The doctrine of the Dryer case was reiterated and applied in the case of Murphy v. Continental Ins. Co., 178 Iowa 375, loc. cit. 377, 157 N.W. 855, L.R.A. 1917B, 934, also approved in Winchell v. Iowa State Ins. Co., 103 Iowa 189, loc. cit. 192,72 N.W. 503, and Schoep v. Bankers Alliance Ins. Co., 104 Iowa 354,73 N.W. 825.

The plaintiff relies on the case of Travelers Ins. Co. v. Farmers Mutual Fire Ins. Ass'n, 211 Iowa 1051, 233 N.W. 153. That case, however, is a suit in equity to set aside a purported cancellation of an insurance policy, and reformation of the terms of the policy was prayed. He also relies upon the case of Smith v. National Fire Ins. Co. of Hartford, 201 Iowa 363,207 N.W. 334, which was also a suit in equity to reform a contract. These cases are reformation cases and give us no aid on the question involved here.

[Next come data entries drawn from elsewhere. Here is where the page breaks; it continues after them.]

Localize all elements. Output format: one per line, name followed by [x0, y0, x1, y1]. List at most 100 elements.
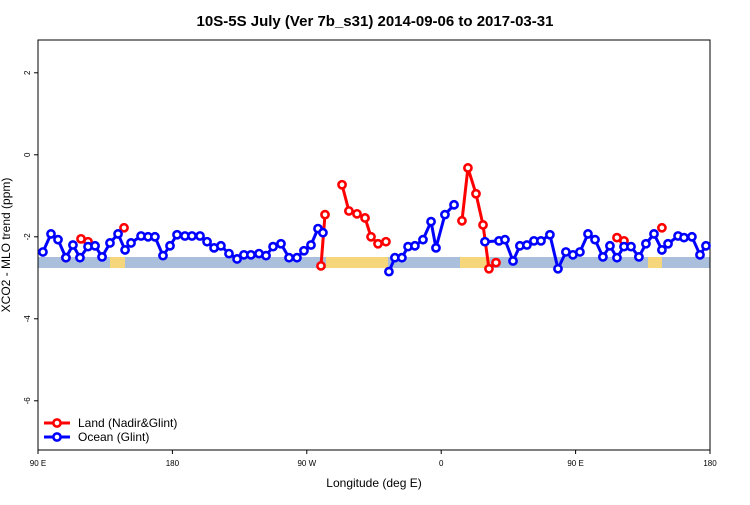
data-point: [373, 238, 383, 249]
data-point: [120, 245, 130, 255]
data-point: [397, 252, 407, 263]
x-tick-label: 90 E: [30, 459, 46, 468]
data-point: [440, 209, 450, 220]
data-point: [545, 229, 555, 240]
data-point: [695, 249, 705, 260]
data-point: [38, 247, 48, 257]
data-point: [195, 231, 205, 241]
data-point: [663, 238, 673, 249]
data-point: [337, 179, 347, 190]
data-point: [575, 247, 585, 257]
data-point: [75, 252, 85, 263]
data-point: [480, 236, 490, 247]
data-point: [165, 240, 175, 251]
series-line: [460, 167, 497, 272]
data-point: [418, 234, 428, 245]
data-point: [590, 234, 600, 245]
data-point: [463, 163, 473, 173]
data-point: [113, 229, 123, 239]
data-point: [431, 242, 441, 253]
x-tick-label: 90 W: [297, 459, 316, 468]
data-point: [583, 229, 593, 239]
x-tick-label: 180: [166, 459, 180, 468]
land-strip: [648, 257, 662, 268]
legend-marker: [52, 432, 62, 442]
data-point: [126, 238, 136, 248]
data-point: [471, 188, 481, 199]
data-point: [657, 222, 667, 233]
data-point: [46, 229, 56, 239]
data-point: [657, 245, 667, 255]
data-point: [61, 252, 71, 263]
data-point: [232, 254, 242, 264]
land-strip: [326, 257, 388, 268]
data-point: [553, 263, 563, 274]
data-point: [381, 236, 391, 247]
data-point: [216, 240, 226, 251]
data-point: [306, 240, 316, 250]
data-point: [246, 249, 256, 260]
data-point: [150, 231, 160, 242]
data-point: [449, 199, 459, 210]
data-point: [491, 257, 501, 268]
y-tick-label: -4: [23, 315, 32, 323]
y-axis-label: XCO2 - MLO trend (ppm): [0, 178, 13, 313]
data-point: [284, 252, 294, 263]
data-point: [649, 229, 659, 239]
data-point: [53, 234, 63, 245]
data-point: [105, 238, 115, 248]
y-tick-label: -6: [23, 397, 32, 405]
x-tick-label: 90 E: [567, 459, 583, 468]
data-point: [426, 216, 436, 227]
chart-title: 10S-5S July (Ver 7b_s31) 2014-09-06 to 2…: [197, 13, 554, 30]
legend-marker: [52, 418, 62, 428]
data-point: [522, 240, 532, 250]
data-point: [68, 240, 78, 250]
data-point: [641, 238, 651, 249]
series-line: [319, 214, 327, 267]
x-axis-label: Longitude (deg E): [326, 476, 421, 490]
land-strip: [460, 257, 490, 268]
data-point: [276, 238, 286, 249]
data-point: [598, 251, 608, 262]
data-point: [344, 206, 354, 216]
data-point: [292, 252, 302, 263]
data-point: [701, 240, 711, 251]
data-point: [536, 235, 546, 246]
data-point: [316, 261, 326, 271]
y-tick-label: -2: [23, 233, 32, 241]
legend-label: Ocean (Glint): [78, 430, 149, 444]
data-point: [119, 222, 129, 233]
data-point: [626, 241, 636, 252]
data-point: [352, 208, 362, 219]
data-point: [224, 248, 234, 259]
data-point: [202, 236, 212, 247]
data-point: [508, 256, 518, 266]
data-point: [187, 231, 197, 241]
data-point: [158, 250, 168, 261]
data-point: [360, 213, 370, 223]
data-point: [90, 240, 100, 251]
y-tick-label: 2: [23, 70, 32, 75]
data-point: [97, 251, 107, 262]
data-point: [384, 266, 394, 277]
x-tick-label: 180: [703, 459, 717, 468]
data-point: [268, 241, 278, 252]
data-point: [366, 231, 376, 242]
legend-label: Land (Nadir&Glint): [78, 416, 177, 430]
data-point: [299, 245, 309, 256]
data-point: [612, 252, 622, 263]
data-point: [679, 232, 689, 243]
data-point: [320, 209, 330, 220]
data-point: [318, 227, 328, 238]
data-point: [687, 231, 697, 242]
data-point: [261, 250, 271, 261]
data-point: [634, 251, 644, 262]
data-point: [500, 234, 510, 245]
data-point: [478, 220, 488, 230]
data-point: [605, 240, 615, 251]
data-point: [410, 240, 420, 251]
y-tick-label: 0: [23, 152, 32, 157]
x-tick-label: 0: [439, 459, 444, 468]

In the case of Winsor Son v. Mutual Fire Tornado Ass'n,170 Iowa 521, 153 N.W. 97, there was no provision in the policy prohibiting the removal of the personal property. The policy covered horses and mules which were used in connection with a drainage outfit, and the claim was that, by taking these animals to the state of Missouri to execute a contract for excavating ditches, the policy was thereby voided. After the company had notice and knowledge *Page 1220 of such moving of said property, it collected assessments and premiums from the plaintiff. The home of the insured parties at all times remained at Laurens, Iowa, where they regularly returned and kept horses and mules when their contract work was completed. The court held the policy good and authorized recovery. This case throws no light on the question we have before us.

Plaintiff also relies upon the case of DeBolt v. German American Insurance Company, 181 Iowa 671, 165 N.W. 55. The alleged violation of the terms of the policy in that case was the taking of additional insurance. The claim of the plaintiff was that the talk about the taking of additional concurrent insurance expressed a present, existing fact and not a future intention. The receipt of premiums, after the company had been notified of the taking of additional insurance, was the basis for the conclusion in the case that the defendant had waived this provision of the policy, and was estopped from asserting and claiming any advantage under that provision. Some things are said in that case that are in line with the holding now made, but the same are largely argumentative, and, if they conveyed the idea contended for by the plaintiff, the same are not in line with our previous holdings on this subject.

We conclude that the action of the court in excluding this testimony and directing a verdict for the defendant was right. — Affirmed.

KINDIG, C.J., and EVANS, STEVENS, UTTERBACK, and DONEGAN, JJ., concur.